After already earning five SOCAN Awards and 10 Billboard Music Awards in 2021, The Weeknd continued his winning streak with five honours at the 50th annual JUNO Awards, where he took home the trophies for Songwriter of the Year (alongside co-writers Ahmad “Belly” Balshe and Jason “Daheala” Quenneville), presented by SOCAN Interim CEO Jennifer Brown, as well as Single (for “Blinding Lights”), Contemporary R&B Recording, Album (both for his After Hours album), and Artist Of the Year.
Concert music composer Samy Moussa won Classical Composition of the Year, for his Violin Concerto Adrano. Louis-Jean Cormier earned the award for Francophone Album of the Year (for Quand la nuit tombe), while his fellow Montrealer KAYTRANADA won in the Dance Recording of the Year (for his Bubba album, after already taking home three 2021 Grammy Awards). L’Orchestre symphonique de Montréal, conducted by Kent Nagano, featuring Andrew Wan, earned the honour for Classical Album of the Year: Large Ensemble (for Works for Violin and Orchestra).
WondaGurl won as Producer of the Year, the first Black female to ever earn that honour, and one of only six female producers to do so in the history of the JUNOs. Leela Gilday earned the Indigenous Artist Or Group Of The Year Award, while Tenille Townes won Country Album of the Year (for The Lemonade Stand). Savannah Ré earned the Traditional R&B/Soul Recording of the Year, for ”Solid,” while JP Saxe was recognized as the Breakthrough Artist of the Year, and Shawn Mendes won the Fan Choice Award.
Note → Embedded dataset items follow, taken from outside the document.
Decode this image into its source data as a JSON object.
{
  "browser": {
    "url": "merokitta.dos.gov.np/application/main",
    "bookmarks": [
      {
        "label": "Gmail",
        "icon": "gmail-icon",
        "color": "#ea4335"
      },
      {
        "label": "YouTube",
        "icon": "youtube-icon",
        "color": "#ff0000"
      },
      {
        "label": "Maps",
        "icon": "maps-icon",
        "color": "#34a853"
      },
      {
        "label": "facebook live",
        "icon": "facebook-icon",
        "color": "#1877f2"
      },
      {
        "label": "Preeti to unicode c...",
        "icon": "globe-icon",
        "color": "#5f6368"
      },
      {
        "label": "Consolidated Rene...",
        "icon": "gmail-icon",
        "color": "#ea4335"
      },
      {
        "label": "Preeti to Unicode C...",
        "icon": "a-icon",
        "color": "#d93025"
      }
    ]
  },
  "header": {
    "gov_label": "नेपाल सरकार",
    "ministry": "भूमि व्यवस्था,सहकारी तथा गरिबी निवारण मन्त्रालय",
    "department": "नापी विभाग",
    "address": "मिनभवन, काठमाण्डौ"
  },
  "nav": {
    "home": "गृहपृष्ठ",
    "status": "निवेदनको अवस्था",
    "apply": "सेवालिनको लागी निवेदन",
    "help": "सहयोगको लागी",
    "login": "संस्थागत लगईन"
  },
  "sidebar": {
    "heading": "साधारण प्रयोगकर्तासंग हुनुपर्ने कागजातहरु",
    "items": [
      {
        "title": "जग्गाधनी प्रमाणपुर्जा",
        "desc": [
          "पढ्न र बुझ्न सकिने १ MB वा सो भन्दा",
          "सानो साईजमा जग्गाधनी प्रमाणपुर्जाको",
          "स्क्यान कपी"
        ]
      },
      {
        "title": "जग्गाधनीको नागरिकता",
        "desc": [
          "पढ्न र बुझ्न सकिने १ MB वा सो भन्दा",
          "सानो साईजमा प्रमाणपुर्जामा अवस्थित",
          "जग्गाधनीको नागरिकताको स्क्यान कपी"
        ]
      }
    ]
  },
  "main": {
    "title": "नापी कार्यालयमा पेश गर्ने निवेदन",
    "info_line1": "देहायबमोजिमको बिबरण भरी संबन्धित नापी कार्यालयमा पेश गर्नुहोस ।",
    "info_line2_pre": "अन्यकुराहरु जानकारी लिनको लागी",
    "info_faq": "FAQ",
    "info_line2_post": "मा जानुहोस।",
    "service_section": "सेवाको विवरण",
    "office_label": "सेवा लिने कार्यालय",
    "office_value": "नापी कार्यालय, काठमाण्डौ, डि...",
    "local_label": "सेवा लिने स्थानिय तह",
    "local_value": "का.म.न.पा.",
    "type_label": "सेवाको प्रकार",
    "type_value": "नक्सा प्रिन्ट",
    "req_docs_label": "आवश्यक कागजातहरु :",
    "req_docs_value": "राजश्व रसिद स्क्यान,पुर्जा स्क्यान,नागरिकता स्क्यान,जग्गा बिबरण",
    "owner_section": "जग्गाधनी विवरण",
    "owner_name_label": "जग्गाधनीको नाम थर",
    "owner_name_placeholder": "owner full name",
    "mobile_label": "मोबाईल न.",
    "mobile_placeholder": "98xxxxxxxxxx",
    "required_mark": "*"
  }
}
The Opening Night Awards, on June 4, featured six performances, including a striking and powerful poem and two-song medley from Rap Recording of the Year winner TOBi; a captivating three-song medley from Reggae Recording of the Year nominees Ammoye, Kirk Diamond, and this year’s winner, TÖME; a special collaboration of catchy songs from Country Album of the Year nominees Lindsay Ell and MacKenzie Porter; some guitar-and-drums prog-rock from Breakthrough Group of the Year winners, the duo Crown Lands; and a hard-rockin’ song from 2020/2021 Allan Slaight JUNO Master Class short listers MONOWHALES.
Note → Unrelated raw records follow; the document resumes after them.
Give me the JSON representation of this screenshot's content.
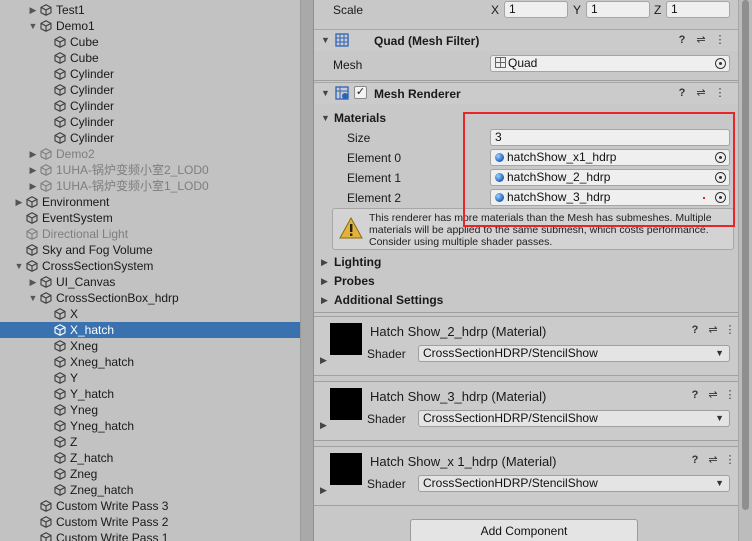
{
  "hierarchy": {
    "items": [
      {
        "label": "Test1",
        "indent": 3,
        "fold": "right",
        "dim": false
      },
      {
        "label": "Demo1",
        "indent": 3,
        "fold": "down",
        "dim": false
      },
      {
        "label": "Cube",
        "indent": 4,
        "fold": "",
        "dim": false
      },
      {
        "label": "Cube",
        "indent": 4,
        "fold": "",
        "dim": false
      },
      {
        "label": "Cylinder",
        "indent": 4,
        "fold": "",
        "dim": false
      },
      {
        "label": "Cylinder",
        "indent": 4,
        "fold": "",
        "dim": false
      },
      {
        "label": "Cylinder",
        "indent": 4,
        "fold": "",
        "dim": false
      },
      {
        "label": "Cylinder",
        "indent": 4,
        "fold": "",
        "dim": false
      },
      {
        "label": "Cylinder",
        "indent": 4,
        "fold": "",
        "dim": false
      },
      {
        "label": "Demo2",
        "indent": 3,
        "fold": "right",
        "dim": true
      },
      {
        "label": "1UHA-锅炉变频小室2_LOD0",
        "indent": 3,
        "fold": "right",
        "dim": true
      },
      {
        "label": "1UHA-锅炉变频小室1_LOD0",
        "indent": 3,
        "fold": "right",
        "dim": true
      },
      {
        "label": "Environment",
        "indent": 2,
        "fold": "right",
        "dim": false
      },
      {
        "label": "EventSystem",
        "indent": 2,
        "fold": "",
        "dim": false
      },
      {
        "label": "Directional Light",
        "indent": 2,
        "fold": "",
        "dim": true
      },
      {
        "label": "Sky and Fog Volume",
        "indent": 2,
        "fold": "",
        "dim": false
      },
      {
        "label": "CrossSectionSystem",
        "indent": 2,
        "fold": "down",
        "dim": false
      },
      {
        "label": "UI_Canvas",
        "indent": 3,
        "fold": "right",
        "dim": false
      },
      {
        "label": "CrossSectionBox_hdrp",
        "indent": 3,
        "fold": "down",
        "dim": false
      },
      {
        "label": "X",
        "indent": 4,
        "fold": "",
        "dim": false
      },
      {
        "label": "X_hatch",
        "indent": 4,
        "fold": "",
        "dim": false,
        "selected": true
      },
      {
        "label": "Xneg",
        "indent": 4,
        "fold": "",
        "dim": false
      },
      {
        "label": "Xneg_hatch",
        "indent": 4,
        "fold": "",
        "dim": false
      },
      {
        "label": "Y",
        "indent": 4,
        "fold": "",
        "dim": false
      },
      {
        "label": "Y_hatch",
        "indent": 4,
        "fold": "",
        "dim": false
      },
      {
        "label": "Yneg",
        "indent": 4,
        "fold": "",
        "dim": false
      },
      {
        "label": "Yneg_hatch",
        "indent": 4,
        "fold": "",
        "dim": false
      },
      {
        "label": "Z",
        "indent": 4,
        "fold": "",
        "dim": false
      },
      {
        "label": "Z_hatch",
        "indent": 4,
        "fold": "",
        "dim": false
      },
      {
        "label": "Zneg",
        "indent": 4,
        "fold": "",
        "dim": false
      },
      {
        "label": "Zneg_hatch",
        "indent": 4,
        "fold": "",
        "dim": false
      },
      {
        "label": "Custom Write Pass 3",
        "indent": 3,
        "fold": "",
        "dim": false
      },
      {
        "label": "Custom Write Pass 2",
        "indent": 3,
        "fold": "",
        "dim": false
      },
      {
        "label": "Custom Write Pass 1",
        "indent": 3,
        "fold": "",
        "dim": false
      }
    ]
  },
  "transform": {
    "scale_label": "Scale",
    "x_label": "X",
    "x_value": "1",
    "y_label": "Y",
    "y_value": "1",
    "z_label": "Z",
    "z_value": "1"
  },
  "mesh_filter": {
    "title": "Quad (Mesh Filter)",
    "mesh_label": "Mesh",
    "mesh_value": "Quad"
  },
  "mesh_renderer": {
    "title": "Mesh Renderer",
    "materials_label": "Materials",
    "size_label": "Size",
    "size_value": "3",
    "elements": [
      {
        "label": "Element 0",
        "value": "hatchShow_x1_hdrp"
      },
      {
        "label": "Element 1",
        "value": "hatchShow_2_hdrp"
      },
      {
        "label": "Element 2",
        "value": "hatchShow_3_hdrp"
      }
    ],
    "warning": "This renderer has more materials than the Mesh has submeshes. Multiple materials will be applied to the same submesh, which costs performance. Consider using multiple shader passes.",
    "sections": [
      "Lighting",
      "Probes",
      "Additional Settings"
    ]
  },
  "materials": [
    {
      "title": "Hatch Show_2_hdrp (Material)",
      "shader_label": "Shader",
      "shader_value": "CrossSectionHDRP/StencilShow"
    },
    {
      "title": "Hatch Show_3_hdrp (Material)",
      "shader_label": "Shader",
      "shader_value": "CrossSectionHDRP/StencilShow"
    },
    {
      "title": "Hatch Show_x 1_hdrp (Material)",
      "shader_label": "Shader",
      "shader_value": "CrossSectionHDRP/StencilShow"
    }
  ],
  "add_component_label": "Add Component",
  "colors": {
    "selection": "#3a72b0",
    "highlight": "#e8262a"
  }
}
The Broadcast Awards, on June 6, featured a super-high-energy performance honouring 30 years of rap music at the JUNOs, with an intro from Michie Mee, a rapid-fire narrative history from Kardinal Offishall, and songs from Maestro Fresh Wes, Kardinal himself with Jully Black, NAV, and a poetic outro from Haviah Mighty; William Prince and Serena Ryder singing a moving version of his song “The Spark”; a stylized, music-video-like performance of a two-song medley from Jessie Reyez; Humanitarian Award recipients The Tragically Hip playing with Leslie Feist in the Toronto’s Massey Hall, still under renovation; and performances from Justin Bieber, and Tate McRae with Ali Gatie. Jann Arden was inducted into the Canadian Music Hall of Fame, and talked about how music became everything to her, saying, “Music is magic, music is unbelievably special, and important to human life.”
The JUNO Songwriters’ Circle, known as “the jewel of JUNO week,” was presented by SOCAN on June 5, in between the awards nights, and featured host Jim Cuddy sharing songs and stories with Deborah Cox, Dan Hill, Carole Pope, and Leah Fay and Peter Dreimanis from July Talk.
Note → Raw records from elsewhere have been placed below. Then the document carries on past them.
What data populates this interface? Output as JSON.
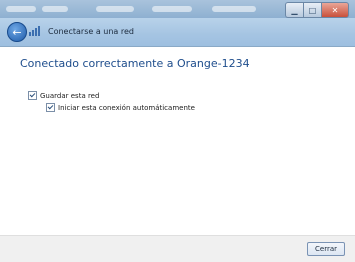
{
  "window": {
    "title": "Conectarse a una red",
    "caption": {
      "minimize_icon": "minimize-icon",
      "maximize_icon": "maximize-icon",
      "close_icon": "close-icon"
    }
  },
  "main": {
    "headline": "Conectado correctamente a Orange-1234",
    "options": [
      {
        "label": "Guardar esta red",
        "checked": true
      },
      {
        "label": "Iniciar esta conexión automáticamente",
        "checked": true
      }
    ]
  },
  "footer": {
    "close_label": "Cerrar"
  },
  "colors": {
    "headline": "#1e4d8c",
    "titlebar": "#a5c4e2",
    "footer_bg": "#f0f0f0"
  }
}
Cuddy talked about writing “Good News” when he noticed people being kinder to each other at the outset of the pandemic, and praised CanCon regulations for allowing “Try” to become a hit song for Blue Rodeo. Deborah Cox discussed her love/hate relationship with songwriting, getting signed directly in the U.S. by legendary music-industry titan Clive Davis, and applied her spine-tingling voice to her song, “Where Do We Go From Here?” Dan Hill recalled his 19-year-old self, unrecorded, turning down the legendary Harry Belafonte for a cover of his song, “You Make Me Want to Be a Father,” because he knew it was strong enough that he had to save it for his own debut. Fay and Dreimanis talked about the need to challenge your love every day, and performed a hushed, shining rendition of “Good Enough.” Carole Pope discussed the rock musical at which she’s working away, Attitude, and played a song from it, “Viral,” that cleverly plays the meaning of the word today against its significance during the AIDS epidemic of the 1980s.